Perubahan Besar Komisi Pemberantasan Korupsi di Era Jokowi

Sedang Trending 1 bulan yang lalu

Jakarta, CNN Indonesia --

Salah satu catatan di bagian norma dari 10 tahun pemerintahan Presiden Joko Widodo (Jokowi) dari 2014-2024 adalah pelemahan Komisi Pemberantasan Korupsi (KPK).

Lembaga pemberantasan korupsi nan lahir di era Kepresidenan Megawati Soekarnoputri pada 2002 lampau itu dinilai tak lagi segarang dulu, kepercayaan rakyat pun kian luntur.

ADVERTISEMENT

SCROLL TO CONTINUE WITH CONTENT

Revisi UU KPK

Titik krusial pelemahan KPK terjadi sekitar sebulan sebelum periode kedua Jokowi pada 2019 silam. Pada 5 September 2019, rapat paripurna DPR menyetujui revisi Undang-Undang KPK sebagai inisiatif DPR.

Agenda itu muncul tiba-tiba, tak ada pembicaraan sebelumnya. DPR menyiapkan pembahasan itu secara tertutup. Kala itu, awak media massa baru tahu agenda pembahasan tersebut sepuluh menit sebelum rapat dimulai.

Beberapa poin krusial dalam revisi itu adalah KPK berubah menjadi lembaga rumpun pelaksana dan pegawainya menjadi Aparatur Sipil Negara (ASN). Munculnya Dewan Pengawas (Dewas) KPK nan lebih berkuasa daripada pimpinan. Bahkan, penyadapan kudu mengantongi izin Dewas.

Operasi tangkap tangan (OTT) nan menjadi salah satu senjata KPK dalam memberantas korupsi pun jadi susah dilakukan lantaran perihal itu. Selain itu, penyelidik tak lagi berkuasa mengusulkan pencekalan ke luar negeri bagi pihak nan diduga berangkaian dengan pidana korupsi. Hal itu juga diperkuat dengan revisi UU Imigrasi nan baru disahkan pada 2024 ini, di mana pencekalan hanya boleh dilakukan pada proses penyidikan.

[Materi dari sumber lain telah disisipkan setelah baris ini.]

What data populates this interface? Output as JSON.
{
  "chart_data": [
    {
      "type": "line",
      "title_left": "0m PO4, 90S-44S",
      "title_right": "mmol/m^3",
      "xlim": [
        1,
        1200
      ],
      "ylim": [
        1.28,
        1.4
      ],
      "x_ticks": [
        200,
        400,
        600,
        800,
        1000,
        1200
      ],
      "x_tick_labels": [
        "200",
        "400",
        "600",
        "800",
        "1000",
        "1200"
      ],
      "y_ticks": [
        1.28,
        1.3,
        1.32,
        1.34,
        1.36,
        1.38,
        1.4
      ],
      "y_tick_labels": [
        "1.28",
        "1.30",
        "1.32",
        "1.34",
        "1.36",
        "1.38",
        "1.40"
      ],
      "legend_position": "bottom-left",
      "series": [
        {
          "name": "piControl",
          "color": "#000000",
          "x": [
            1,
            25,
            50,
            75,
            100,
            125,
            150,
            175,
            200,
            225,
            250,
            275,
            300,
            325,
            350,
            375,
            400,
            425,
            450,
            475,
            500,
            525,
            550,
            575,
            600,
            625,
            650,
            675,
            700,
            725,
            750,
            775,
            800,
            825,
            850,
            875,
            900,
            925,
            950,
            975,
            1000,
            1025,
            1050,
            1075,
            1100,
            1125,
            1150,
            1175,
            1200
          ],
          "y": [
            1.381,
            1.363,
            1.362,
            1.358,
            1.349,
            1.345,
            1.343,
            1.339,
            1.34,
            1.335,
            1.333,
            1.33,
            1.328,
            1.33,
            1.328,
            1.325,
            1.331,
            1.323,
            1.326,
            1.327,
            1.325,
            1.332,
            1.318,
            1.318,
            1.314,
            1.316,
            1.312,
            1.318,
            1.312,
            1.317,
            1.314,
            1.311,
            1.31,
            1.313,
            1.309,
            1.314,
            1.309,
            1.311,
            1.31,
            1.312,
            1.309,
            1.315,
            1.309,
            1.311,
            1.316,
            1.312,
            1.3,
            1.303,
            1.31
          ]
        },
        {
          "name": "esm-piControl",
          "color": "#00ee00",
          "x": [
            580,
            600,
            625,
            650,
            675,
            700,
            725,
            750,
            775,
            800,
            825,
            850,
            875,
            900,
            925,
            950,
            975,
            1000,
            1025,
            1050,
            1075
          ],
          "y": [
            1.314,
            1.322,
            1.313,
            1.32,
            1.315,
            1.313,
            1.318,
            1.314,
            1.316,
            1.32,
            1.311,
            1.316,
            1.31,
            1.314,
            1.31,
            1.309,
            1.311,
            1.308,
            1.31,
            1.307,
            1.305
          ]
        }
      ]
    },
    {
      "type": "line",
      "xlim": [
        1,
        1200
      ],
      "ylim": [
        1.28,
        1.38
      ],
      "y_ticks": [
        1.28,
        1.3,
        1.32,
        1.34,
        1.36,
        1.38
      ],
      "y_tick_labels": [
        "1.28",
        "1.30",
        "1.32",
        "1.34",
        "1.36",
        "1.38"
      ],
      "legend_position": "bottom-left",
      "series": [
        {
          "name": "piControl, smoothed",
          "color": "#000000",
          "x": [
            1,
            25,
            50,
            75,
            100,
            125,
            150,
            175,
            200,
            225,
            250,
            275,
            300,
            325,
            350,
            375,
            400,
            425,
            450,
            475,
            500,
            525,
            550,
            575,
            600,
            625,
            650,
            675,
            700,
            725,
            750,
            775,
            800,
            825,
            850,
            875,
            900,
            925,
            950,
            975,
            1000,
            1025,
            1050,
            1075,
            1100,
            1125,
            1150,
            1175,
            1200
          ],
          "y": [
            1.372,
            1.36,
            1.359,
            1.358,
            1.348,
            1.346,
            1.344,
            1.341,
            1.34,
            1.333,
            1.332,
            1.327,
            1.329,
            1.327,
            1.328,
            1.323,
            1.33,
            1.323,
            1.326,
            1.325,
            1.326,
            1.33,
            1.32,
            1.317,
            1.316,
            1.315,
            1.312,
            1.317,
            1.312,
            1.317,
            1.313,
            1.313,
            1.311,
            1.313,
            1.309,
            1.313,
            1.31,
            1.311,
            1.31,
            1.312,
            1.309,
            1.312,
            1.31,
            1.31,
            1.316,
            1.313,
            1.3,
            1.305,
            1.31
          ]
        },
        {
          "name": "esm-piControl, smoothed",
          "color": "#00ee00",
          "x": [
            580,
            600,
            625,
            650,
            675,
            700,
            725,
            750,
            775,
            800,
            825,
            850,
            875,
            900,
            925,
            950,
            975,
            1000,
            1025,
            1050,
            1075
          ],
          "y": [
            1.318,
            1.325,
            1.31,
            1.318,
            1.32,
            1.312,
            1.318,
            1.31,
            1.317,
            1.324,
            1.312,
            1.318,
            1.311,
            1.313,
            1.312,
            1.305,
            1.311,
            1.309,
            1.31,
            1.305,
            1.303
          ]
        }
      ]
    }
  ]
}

UU KPK terbaru juga mengatur ketentuan pemusnahan seketika penyadapan nan tidak mengenai perkara. Lalu ada ancaman pidana bagi pihak nan menyadap dan menyimpan hasilnya.

Pada 2019 silam, meski ditentang banyak pihak, DPR tetap membahas revisi UU KPK. Bahkan, mereka hanya butuh waktu 13 hari membahasnya. Pada rapat paripurna 17 September 2019, DPR mengesahkan undang-undang tersebut tanpa mempedulikan tindakan nan menggeliat di sejumlah kota Indonesia dengan semboyan 'Reformasi Dikorupsi'.

"Dua puluh enam poin ini kami pandang sangat berisiko melemahkan alias apalagi riskan bisa melumpuhkan Kerja KPK. Karena beberapa kewenangan nan dikurangi adalah kewenangan pokok dalam melaksanakan tugas selama ini," ungkap Febri Diansyah yang saat itu Juru Bicara KPK menanggapi pengesahan itu.

Belakangan, Febri kemudian mengundurkan diri dari lembaga itu.

#ReformasiDikorupsi

Sepanjang pembahasan kilat RUU KPK, Jokowi tak melakukan apa pun untuk mencegah. Dia hanya mengatakan revisi itu inisiatif DPR. Padahal koalisi pemerintahan Jokowi di DPR saat itu cukup besar.

"Ketika ada inisiatif DPR memajukan RUU KPK, maka tugas pemerintah adalah meresponsnya, menyiapkan DIM, dan menugaskan menteri untuk mewakili presiden dalam pembahasan DPR," kata Jokowi, Jumat, 13 September 2019.

Rakyat bergejolak. Aksi demonstrasi dengan tajuk #ReformasiDikorupsi digelar mahasiswa dan aktivis masyarakat sipil di beragam daerah. Tokoh-tokoh bangsa juga angkat bicara menuntut Jokowi membatalkan revisi UU KPK.

Pada 27 September 2019, Jokowi sempat menerima sejumlah tokoh bangsa di istana. Beberapa di antaranya Quraish Shihab, Emil Salim, Mahfud MD, Frans Magnis Suseno, Goenawan Mohammad, Azzumardi Azra, Alisa Wahid, Hasan Wirayudha, Butet Kartarajasa, Jajang C Noer, dan Christine Hakim.

Dalam pertemuan itu, dia mengatakan sedang mempertimbangkan publikasi Peraturan Pemerintah Pengganti Undang-Undang KPK. Namun, hingga saat ini janji itu sekadar janji.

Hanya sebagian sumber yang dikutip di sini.